Maybe you'd want to go as high as 64MB on the RAM, but beyond that is usually pointless with socket 5/7 chipsets as their cachable area is only 64MB, so things get slower above that. However on a 430TX machine trying to run 2000s stuff on K6-2 win98, like 2003/4 era browsers etc, I took that system up to 128MB and found it was better than the HDD thrashing all the time trying to swap. But that's not what you'd typically find on games that a P75 is fast enough to play, they probably had 16MB requirements, maybe 32MB if you had a 3D card.
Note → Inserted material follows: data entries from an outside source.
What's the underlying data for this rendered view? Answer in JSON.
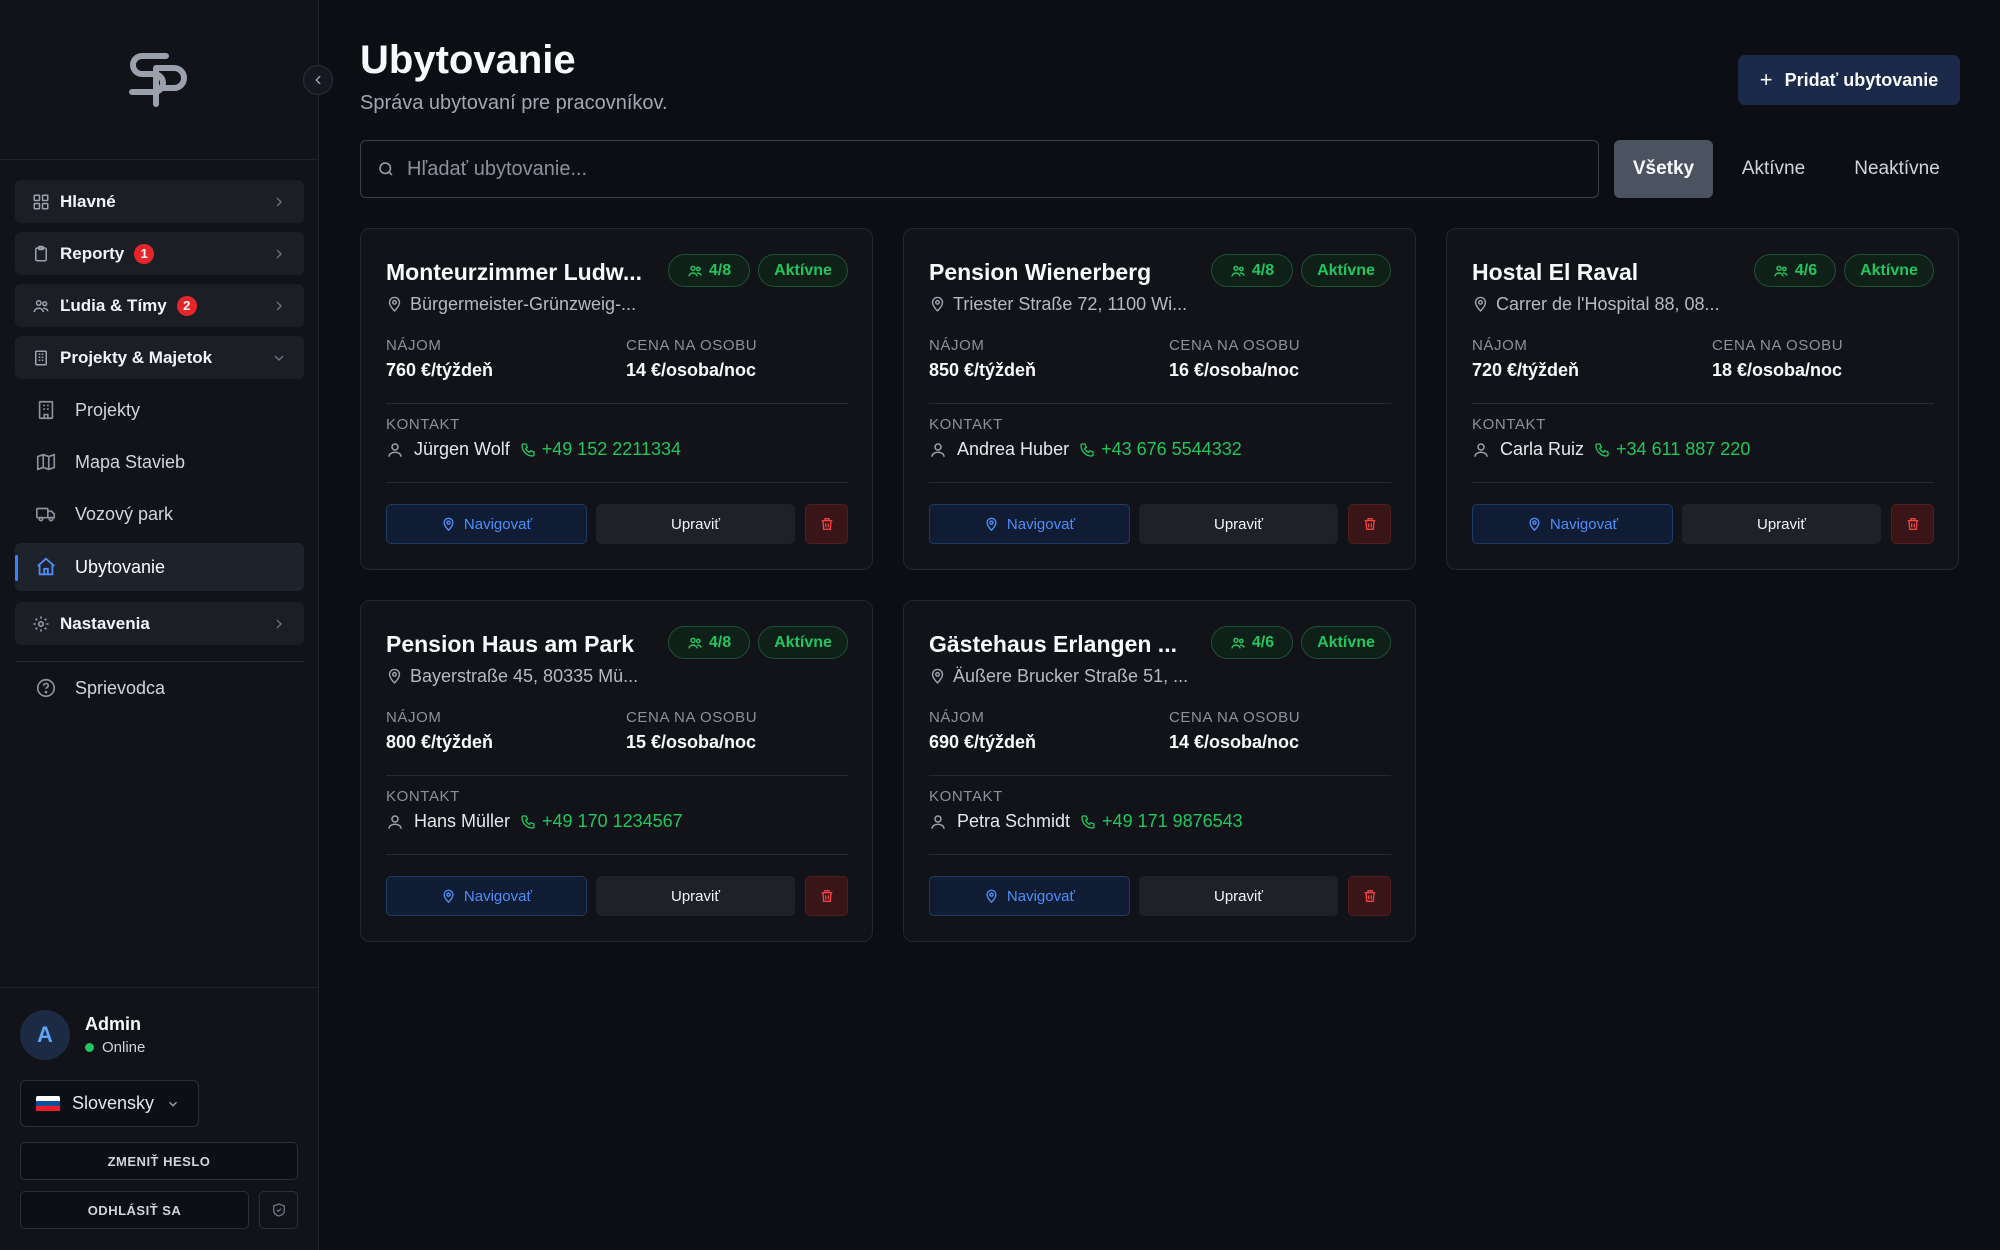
{
  "sidebar": {
    "groups": {
      "hlavne": "Hlavné",
      "reporty": "Reporty",
      "reporty_badge": "1",
      "ludia": "Ľudia & Tímy",
      "ludia_badge": "2",
      "projekty_majetok": "Projekty & Majetok",
      "nastavenia": "Nastavenia"
    },
    "sub_items": {
      "projekty": "Projekty",
      "mapa": "Mapa Stavieb",
      "vozovy": "Vozový park",
      "ubytovanie": "Ubytovanie",
      "sprievodca": "Sprievodca"
    },
    "user": {
      "initial": "A",
      "name": "Admin",
      "status": "Online"
    },
    "language": "Slovensky",
    "change_password": "ZMENIŤ HESLO",
    "logout": "ODHLÁSIŤ SA"
  },
  "header": {
    "title": "Ubytovanie",
    "subtitle": "Správa ubytovaní pre pracovníkov.",
    "add_button": "Pridať ubytovanie",
    "add_plus": "+"
  },
  "search": {
    "placeholder": "Hľadať ubytovanie..."
  },
  "filters": {
    "all": "Všetky",
    "active": "Aktívne",
    "inactive": "Neaktívne"
  },
  "labels": {
    "rent": "NÁJOM",
    "price_per_person": "CENA NA OSOBU",
    "contact": "KONTAKT",
    "navigate": "Navigovať",
    "edit": "Upraviť"
  },
  "cards": [
    {
      "name": "Monteurzimmer Ludw...",
      "occupancy": "4/8",
      "status": "Aktívne",
      "address": "Bürgermeister-Grünzweig-...",
      "rent": "760 €/týždeň",
      "price": "14 €/osoba/noc",
      "contact_name": "Jürgen Wolf",
      "phone": "+49 152 2211334"
    },
    {
      "name": "Pension Wienerberg",
      "occupancy": "4/8",
      "status": "Aktívne",
      "address": "Triester Straße 72, 1100 Wi...",
      "rent": "850 €/týždeň",
      "price": "16 €/osoba/noc",
      "contact_name": "Andrea Huber",
      "phone": "+43 676 5544332"
    },
    {
      "name": "Hostal El Raval",
      "occupancy": "4/6",
      "status": "Aktívne",
      "address": "Carrer de l'Hospital 88, 08...",
      "rent": "720 €/týždeň",
      "price": "18 €/osoba/noc",
      "contact_name": "Carla Ruiz",
      "phone": "+34 611 887 220"
    },
    {
      "name": "Pension Haus am Park",
      "occupancy": "4/8",
      "status": "Aktívne",
      "address": "Bayerstraße 45, 80335 Mü...",
      "rent": "800 €/týždeň",
      "price": "15 €/osoba/noc",
      "contact_name": "Hans Müller",
      "phone": "+49 170 1234567"
    },
    {
      "name": "Gästehaus Erlangen ...",
      "occupancy": "4/6",
      "status": "Aktívne",
      "address": "Äußere Brucker Straße 51, ...",
      "rent": "690 €/týždeň",
      "price": "14 €/osoba/noc",
      "contact_name": "Petra Schmidt",
      "phone": "+49 171 9876543"
    }
  ],
  "colors": {
    "accent": "#3b82f6",
    "success": "#22c55e",
    "danger": "#ef4444",
    "badge": "#e5252a"
  }
}
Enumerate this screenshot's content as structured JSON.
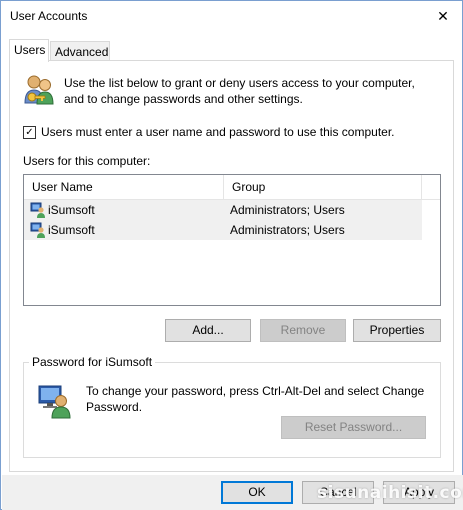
{
  "window": {
    "title": "User Accounts",
    "close_glyph": "✕"
  },
  "tabs": [
    {
      "label": "Users",
      "active": true
    },
    {
      "label": "Advanced",
      "active": false
    }
  ],
  "intro": {
    "icon": "users-keys-icon",
    "text": "Use the list below to grant or deny users access to your computer, and to change passwords and other settings."
  },
  "require_login": {
    "checked": true,
    "check_glyph": "✓",
    "label": "Users must enter a user name and password to use this computer."
  },
  "users_list": {
    "label": "Users for this computer:",
    "columns": [
      "User Name",
      "Group"
    ],
    "rows": [
      {
        "name": "iSumsoft",
        "group": "Administrators; Users"
      },
      {
        "name": "iSumsoft",
        "group": "Administrators; Users"
      }
    ]
  },
  "list_buttons": {
    "add": "Add...",
    "remove": "Remove",
    "properties": "Properties"
  },
  "password_group": {
    "legend": "Password for iSumsoft",
    "icon": "user-computer-icon",
    "text": "To change your password, press Ctrl-Alt-Del and select Change Password.",
    "reset_button": "Reset Password..."
  },
  "footer": {
    "ok": "OK",
    "cancel": "Cancel",
    "apply": "Apply"
  },
  "watermark": "sisunaihisit.com",
  "colors": {
    "accent": "#0078d7",
    "row_bg": "#f0f0f0",
    "disabled_text": "#838383"
  }
}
Turbo buttons never seemed to me to have a well defined standard behavior, some would clock CPU to exact 4.77 of original PC/XT (More common in Turbo XTs) some would clock to the 6 or 8mhz of original AT models (Seen in 286-early 486 AT class) and some would just run the CPU synchronous with whatever your ISA bus speed was set to, anywhere from 7 to 12Mhz late 386 thru 486 and up. I have not come across one in a Pentium class machine myself, but I would guess that it either runs it at 1:1 "FSB" speed, PCI speed, or ISA speed.
Unicorn herding operations are proceeding, but all the totes of hens teeth and barrels of rocking horse poop give them plenty of hiding spots.